Nomination

Anne-Isabelle Etienvre : une physicienne à la tête du CEA

Administratrice générale

49 ans

En juillet 2025, Anne-Isabelle Etienvre est devenue la première femme à diriger le Commissariat à l’énergie atomique et aux énergies alternatives (CEA), une institution au cœur de la stratégie scientifique et énergétique française. Sa nomination marque un tournant symbolique et politique dans un domaine longtemps dominé par les hommes. À la fois physicienne, chercheuse et administratrice aguerrie, elle incarne une nouvelle génération de dirigeants scientifiques capables de concilier recherche fondamentale, enjeux industriels et impératifs écologiques.

Un parcours d’excellence au service de la science

Agrégée de sciences physiques et diplômée de l’École normale supérieure de Paris-Saclay, Anne-Isabelle Etienvre s’est spécialisée très tôt dans la physique des particules.
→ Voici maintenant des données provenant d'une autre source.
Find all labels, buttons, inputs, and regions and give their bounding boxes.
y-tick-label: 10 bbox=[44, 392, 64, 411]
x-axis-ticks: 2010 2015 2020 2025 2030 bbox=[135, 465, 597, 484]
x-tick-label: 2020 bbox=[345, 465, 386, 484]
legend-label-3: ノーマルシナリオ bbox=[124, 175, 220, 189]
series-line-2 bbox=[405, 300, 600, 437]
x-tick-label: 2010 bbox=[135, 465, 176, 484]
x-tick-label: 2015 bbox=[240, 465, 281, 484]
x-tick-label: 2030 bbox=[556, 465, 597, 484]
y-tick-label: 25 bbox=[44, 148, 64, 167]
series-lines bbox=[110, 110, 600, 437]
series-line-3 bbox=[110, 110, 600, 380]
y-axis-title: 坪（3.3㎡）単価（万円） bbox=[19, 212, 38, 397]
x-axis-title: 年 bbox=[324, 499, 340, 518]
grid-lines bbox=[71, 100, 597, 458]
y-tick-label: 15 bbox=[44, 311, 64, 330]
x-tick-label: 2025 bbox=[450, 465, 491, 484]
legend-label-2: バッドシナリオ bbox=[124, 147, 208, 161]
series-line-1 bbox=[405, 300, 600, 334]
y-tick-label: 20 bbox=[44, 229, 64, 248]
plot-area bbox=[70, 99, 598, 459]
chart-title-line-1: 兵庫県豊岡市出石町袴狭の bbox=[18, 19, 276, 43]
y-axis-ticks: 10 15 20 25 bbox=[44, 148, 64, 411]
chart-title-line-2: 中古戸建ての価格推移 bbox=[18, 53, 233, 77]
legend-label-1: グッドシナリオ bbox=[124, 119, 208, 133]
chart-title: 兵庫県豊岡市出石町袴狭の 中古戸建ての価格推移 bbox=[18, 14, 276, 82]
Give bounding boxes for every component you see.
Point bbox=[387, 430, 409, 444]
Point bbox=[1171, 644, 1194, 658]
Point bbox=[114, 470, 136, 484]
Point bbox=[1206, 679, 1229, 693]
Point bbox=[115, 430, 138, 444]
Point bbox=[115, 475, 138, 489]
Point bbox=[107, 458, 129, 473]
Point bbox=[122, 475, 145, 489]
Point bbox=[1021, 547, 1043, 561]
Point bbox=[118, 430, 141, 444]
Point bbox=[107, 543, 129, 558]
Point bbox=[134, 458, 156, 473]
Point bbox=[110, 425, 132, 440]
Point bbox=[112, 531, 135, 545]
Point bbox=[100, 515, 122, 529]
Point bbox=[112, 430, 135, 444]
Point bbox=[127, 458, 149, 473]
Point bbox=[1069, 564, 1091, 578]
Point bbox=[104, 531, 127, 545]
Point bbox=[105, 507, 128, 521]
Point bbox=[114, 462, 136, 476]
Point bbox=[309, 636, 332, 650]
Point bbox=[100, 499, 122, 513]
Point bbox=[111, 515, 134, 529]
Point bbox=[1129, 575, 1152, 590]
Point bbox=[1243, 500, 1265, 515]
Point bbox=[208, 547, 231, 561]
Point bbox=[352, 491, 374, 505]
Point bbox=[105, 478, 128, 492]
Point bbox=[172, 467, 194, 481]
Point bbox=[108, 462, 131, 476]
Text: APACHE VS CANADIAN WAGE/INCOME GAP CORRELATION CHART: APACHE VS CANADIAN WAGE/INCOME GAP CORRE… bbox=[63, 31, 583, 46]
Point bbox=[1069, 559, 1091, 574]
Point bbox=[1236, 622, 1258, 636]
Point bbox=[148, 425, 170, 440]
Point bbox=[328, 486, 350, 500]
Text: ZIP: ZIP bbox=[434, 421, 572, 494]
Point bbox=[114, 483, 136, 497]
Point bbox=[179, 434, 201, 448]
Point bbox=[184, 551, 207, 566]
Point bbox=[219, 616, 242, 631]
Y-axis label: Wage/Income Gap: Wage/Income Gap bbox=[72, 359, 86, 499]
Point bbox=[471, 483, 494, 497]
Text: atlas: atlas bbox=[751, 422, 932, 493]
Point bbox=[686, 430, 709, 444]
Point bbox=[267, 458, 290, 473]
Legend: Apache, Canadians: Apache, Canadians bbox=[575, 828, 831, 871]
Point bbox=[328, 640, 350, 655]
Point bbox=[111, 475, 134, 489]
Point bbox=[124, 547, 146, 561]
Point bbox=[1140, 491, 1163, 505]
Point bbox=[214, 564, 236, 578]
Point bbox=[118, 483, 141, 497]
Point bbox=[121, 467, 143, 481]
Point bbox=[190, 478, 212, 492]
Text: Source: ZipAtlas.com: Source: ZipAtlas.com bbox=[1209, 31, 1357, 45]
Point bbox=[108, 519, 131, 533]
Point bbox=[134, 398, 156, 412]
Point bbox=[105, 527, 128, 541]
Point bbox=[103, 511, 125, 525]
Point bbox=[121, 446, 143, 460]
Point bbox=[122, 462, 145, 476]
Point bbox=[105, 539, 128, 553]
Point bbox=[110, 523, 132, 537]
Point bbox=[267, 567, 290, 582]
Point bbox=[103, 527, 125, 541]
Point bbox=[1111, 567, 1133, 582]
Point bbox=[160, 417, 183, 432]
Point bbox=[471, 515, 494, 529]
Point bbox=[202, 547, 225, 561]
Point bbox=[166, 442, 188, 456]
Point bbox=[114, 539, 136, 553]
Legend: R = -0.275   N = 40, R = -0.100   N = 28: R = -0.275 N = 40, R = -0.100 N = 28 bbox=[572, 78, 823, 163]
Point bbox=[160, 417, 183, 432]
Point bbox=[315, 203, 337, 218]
Elle rejoint le CEA en 2003, où elle gravit progressivement tous les échelons. D’abord ingénieure-chercheuse à l’Institut de recherche sur les lois fondamentales de l’Univers, elle en devient directrice avant de prendre la tête de la direction de la recherche fondamentale. Ce parcours interne, rare dans une institution aussi complexe, lui confère une connaissance intime du fonctionnement du CEA, de ses laboratoires à ses centres de décision.

Son style de management se distingue par une approche scientifique rigoureuse, doublée d’une volonté de rendre la recherche plus transversale. Elle prône un rapprochement entre la science fondamentale et les applications industrielles, notamment dans les domaines de l’énergie nucléaire, des énergies renouvelables et de la santé. Sa nomination a également été saluée pour son engagement en faveur de la mixité et de la place des femmes dans la recherche, un enjeu encore crucial dans les institutions technologiques.

Entre ambitions et controverses

Si sa nomination a été largement saluée, elle n’échappe pas aux critiques. Certains observateurs ont pointé le risque d’une continuité trop marquée avec la direction précédente, estimant que le CEA avait besoin d’une refondation plus profonde pour répondre aux défis énergétiques et climatiques. D’autres lui reprochent une proximité jugée excessive avec les cercles politiques et les grands industriels du nucléaire, craignant une moindre indépendance scientifique dans les orientations stratégiques du CEA.

Des voix internes ont également exprimé des inquiétudes concernant la répartition des moyens entre recherche fondamentale et projets appliqués. Sous sa direction précédente, plusieurs chercheurs avaient déploré un recentrage du CEA sur les programmes à impact économique immédiat, au détriment des recherches exploratoires. Certains syndicats craignent que cette tendance ne s’accentue, surtout dans un contexte budgétaire tendu.

Par ailleurs, son arrivée à la tête du CEA coïncide avec un débat public plus large sur la relance du nucléaire civil en France. Si Anne-Isabelle Etienvre soutient cette orientation comme un pilier de la transition énergétique, ses prises de position suscitent des critiques de la part des défenseurs d’une transition 100 % renouvelable. Elle assume toutefois cette ligne, affirmant que la France ne peut garantir sa souveraineté énergétique sans innovation nucléaire et diversification technologique.

Un mandat sous haute surveillance

Anne-Isabelle Etienvre hérite d’une institution à la croisée des chemins. Entre la relance de la filière nucléaire, la recherche en fusion, les enjeux de cybersécurité et le développement des énergies alternatives, son mandat s’annonce stratégique. Son défi sera de maintenir l’excellence scientifique du CEA tout en renforçant sa capacité à innover dans un contexte international marqué par la compétition technologique et la contrainte climatique.

À 50 ans, elle incarne une génération de scientifiques pragmatiques, convaincus que la science et la politique doivent dialoguer pour construire un avenir durable. Ses premières décisions seront scrutées avec attention, tant par la communauté scientifique que par les décideurs publics. Entre attentes, résistances et espoirs, Anne-Isabelle Etienvre s’apprête à écrire une nouvelle page de l’histoire du CEA, où la science, la technologie et la société devront avancer de concert.